Work Smarter not Harder (Part I)

| Feb 9, 2023 min read

Introduction

After some time working on Leetcode you start to realize trends in the problem. One category that I have recognized is one where the “elegant” solution uses simple logic to narrow out work.

Brute Force

Create a sliding window with the size of minSize. One of the rules that we need to follow is that the number of unique characters < maxLetters. This is easier than you might think. We can keep track of frequencies with a map. This allows us to tell apart similar words like aab and aba. aab -> {a:2, b:1} aba -> {a:1, b:2}

How do we determine if the unique characters < maxLetters? In python we can just check the length of the keys of the dictionary. In python it’ll easily count the number of keys with the len function. aab -> {a:2, b:1} -> len(dict) = 2 aba -> {a:1, b:2} -> len(dict) = 2.

Now we wrap all this work into another loop since we’d need to repeat the process for all sliding window lengths from [minSize, maxSize] inclusive.

Unique vs Distinct

There is a slight distinction in these two similar sounding words that someone in the comments pointed out. This basically says that the problem statement had an ambiguity. If you think of them as the functions given a list of values UNIQUE(list) will return the elements that only appear once. DISTINCT on the other hands returns all the different values found in the list. It will only return one instance of each value.

I think these tables found on an Excel blog put it into perspective.

image

Realization that maxSize is redundant

ababab, maxLetters 2, minSize = 2, maxSize = 4 If we start out with maxSize we find that abab has two occurances. However it is actually always better to start with the minSize. ab is also valid and if you notice it occurs 3 times.

Let’s say we have a string with size X and substring with size Y. Both these lengths are within the allowable range (minSize and maxSize). If string X is a valid string (its unique characters < maxLetters) then string Y is also valid since it will contain less than or equal to string X’s unique characters. In this problem the smaller size valid occurances are optimal. A larger string can be broken up into multiple valid occurances of smaller strings.

Python code tips

In my code I created the window size then started another loop where the core logic is.

for right in range(minSize - 1,len(string)):

My reasoning was that if we have a window with size 3, we want to iterate from index 2 until the len(string)

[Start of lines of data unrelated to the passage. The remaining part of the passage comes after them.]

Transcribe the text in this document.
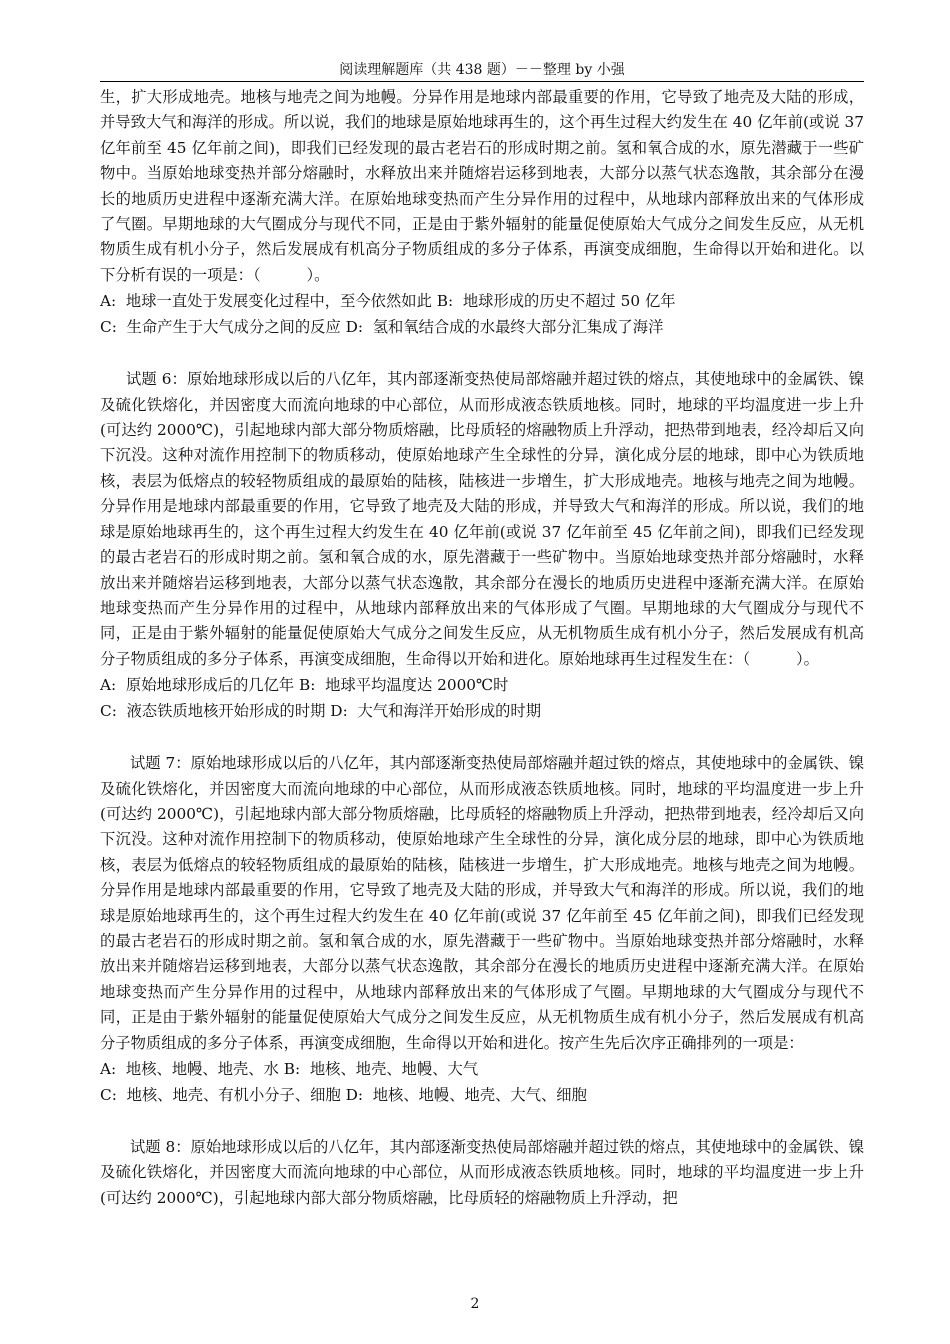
阅读理解题库（共 438 题）－－整理 by 小强

生，扩大形成地壳。地核与地壳之间为地幔。分异作用是地球内部最重要的作用，它导致了地壳及大陆的形成，并导致大气和海洋的形成。所以说，我们的地球是原始地球再生的，这个再生过程大约发生在 40 亿年前(或说 37 亿年前至 45 亿年前之间)，即我们已经发现的最古老岩石的形成时期之前。氢和氧合成的水，原先潜藏于一些矿物中。当原始地球变热并部分熔融时，水释放出来并随熔岩运移到地表，大部分以蒸气状态逸散，其余部分在漫长的地质历史进程中逐渐充满大洋。在原始地球变热而产生分异作用的过程中，从地球内部释放出来的气体形成了气圈。早期地球的大气圈成分与现代不同，正是由于紫外辐射的能量促使原始大气成分之间发生反应，从无机物质生成有机小分子，然后发展成有机高分子物质组成的多分子体系，再演变成细胞，生命得以开始和进化。以下分析有误的一项是：（　　　）。

A:  地球一直处于发展变化过程中，至今依然如此 B:  地球形成的历史不超过 50 亿年

C:  生命产生于大气成分之间的反应 D:  氢和氧结合成的水最终大部分汇集成了海洋

试题 6：原始地球形成以后的八亿年，其内部逐渐变热使局部熔融并超过铁的熔点，其使地球中的金属铁、镍及硫化铁熔化，并因密度大而流向地球的中心部位，从而形成液态铁质地核。同时，地球的平均温度进一步上升(可达约 2000℃)，引起地球内部大部分物质熔融，比母质轻的熔融物质上升浮动，把热带到地表，经冷却后又向下沉没。这种对流作用控制下的物质移动，使原始地球产生全球性的分异，演化成分层的地球，即中心为铁质地核，表层为低熔点的较轻物质组成的最原始的陆核，陆核进一步增生，扩大形成地壳。地核与地壳之间为地幔。分异作用是地球内部最重要的作用，它导致了地壳及大陆的形成，并导致大气和海洋的形成。所以说，我们的地球是原始地球再生的，这个再生过程大约发生在 40 亿年前(或说 37 亿年前至 45 亿年前之间)，即我们已经发现的最古老岩石的形成时期之前。氢和氧合成的水，原先潜藏于一些矿物中。当原始地球变热并部分熔融时，水释放出来并随熔岩运移到地表，大部分以蒸气状态逸散，其余部分在漫长的地质历史进程中逐渐充满大洋。在原始地球变热而产生分异作用的过程中，从地球内部释放出来的气体形成了气圈。早期地球的大气圈成分与现代不同，正是由于紫外辐射的能量促使原始大气成分之间发生反应，从无机物质生成有机小分子，然后发展成有机高分子物质组成的多分子体系，再演变成细胞，生命得以开始和进化。原始地球再生过程发生在：（　　　）。

A:  原始地球形成后的几亿年 B:  地球平均温度达 2000℃时

C:  液态铁质地核开始形成的时期 D:  大气和海洋开始形成的时期

试题 7：原始地球形成以后的八亿年，其内部逐渐变热使局部熔融并超过铁的熔点，其使地球中的金属铁、镍及硫化铁熔化，并因密度大而流向地球的中心部位，从而形成液态铁质地核。同时，地球的平均温度进一步上升(可达约 2000℃)，引起地球内部大部分物质熔融，比母质轻的熔融物质上升浮动，把热带到地表，经冷却后又向下沉没。这种对流作用控制下的物质移动，使原始地球产生全球性的分异，演化成分层的地球，即中心为铁质地核，表层为低熔点的较轻物质组成的最原始的陆核，陆核进一步增生，扩大形成地壳。地核与地壳之间为地幔。分异作用是地球内部最重要的作用，它导致了地壳及大陆的形成，并导致大气和海洋的形成。所以说，我们的地球是原始地球再生的，这个再生过程大约发生在 40 亿年前(或说 37 亿年前至 45 亿年前之间)，即我们已经发现的最古老岩石的形成时期之前。氢和氧合成的水，原先潜藏于一些矿物中。当原始地球变热并部分熔融时，水释放出来并随熔岩运移到地表，大部分以蒸气状态逸散，其余部分在漫长的地质历史进程中逐渐充满大洋。在原始地球变热而产生分异作用的过程中，从地球内部释放出来的气体形成了气圈。早期地球的大气圈成分与现代不同，正是由于紫外辐射的能量促使原始大气成分之间发生反应，从无机物质生成有机小分子，然后发展成有机高分子物质组成的多分子体系，再演变成细胞，生命得以开始和进化。按产生先后次序正确排列的一项是：

A:  地核、地幔、地壳、水 B:  地核、地壳、地幔、大气

C:  地核、地壳、有机小分子、细胞 D:  地核、地幔、地壳、大气、细胞

试题 8：原始地球形成以后的八亿年，其内部逐渐变热使局部熔融并超过铁的熔点，其使地球中的金属铁、镍及硫化铁熔化，并因密度大而流向地球的中心部位，从而形成液态铁质地核。同时，地球的平均温度进一步上升(可达约 2000℃)，引起地球内部大部分物质熔融，比母质轻的熔融物质上升浮动，把

2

Another approach would be to start from the beginning and go until the window We know that we want the window size to be minSize so we can just iterate from 0 to len(s) - minSize. For example minSize = 3 len(string) = 5 aabaa The valid window sizes are [0,2], [1,3], [2,4] which relate to aab, aba, baa So we just want to iterate from 0 -> 2. The window is from index + windowSize

for i in range(len(s) - minSize + 1):

Takeaway

Always think critically. Well no duh. But once you think you have a correct way to handle the brute force method see if there are observations you could make with the problem. Just think very broadly and ask yourself questions about the nature of the problem.

Links

https://leetcode.com/problems/maximum-number-of-occurrences-of-a-substring/solutions/734807/Hint:-maxSize-doesn't-matter!/ If you are able to find substrings with size > minSize meeting the maxLetters reqirement, substrings with smaller sizes have atleast the same frequency!

https://leetcode.com/problems/maximum-number-of-occurrences-of-a-substring/solutions/888643/java-easy-to-understand-solution-o-n/?orderBy=most_votes The reason is that for example “aababcaab” maxLetter = 2, minSize = 3, maxSize = 4 Once we found “aa” occur twice we know anything longer cannot occur more than that. Therefore the substring length construct with minSize is always >= substring length construct with maxSize.

In a comment @jiansun518 for example Let the minSize be 2. if you found “abc” occur twice in “abcabc”. As “ab” is part of “abc”, then its implied that you will find “ab” or “bc”(substrings of “abc”) twice in “abcabc”

Code

Brute Force

def maxFreq(self, s: str, maxLetters: int, minSize: int, maxSize: int) -> int:
    N = len(s)
    left, right = 0,0

    occurances = defaultdict(int)
    for size in range(minSize, maxSize + 1):
    window = defaultdict(int)
    for i in range(size-1):
        char = s[i]
        window[char] += 1
        right += 1

        for right in range(right,N):
            char = s[right]
            window[char] += 1


            if len(window) <= maxLetters:
            occurances[s[left:right+1]] += 1

            char_to_remove = s[left]
            window[char_to_remove] -= 1
            if window[char_to_remove] == 0:
            del window[char_to_remove]
            left += 1

    item = 0
    for string, count in occurances.items():
        item = max(item, count)

    return item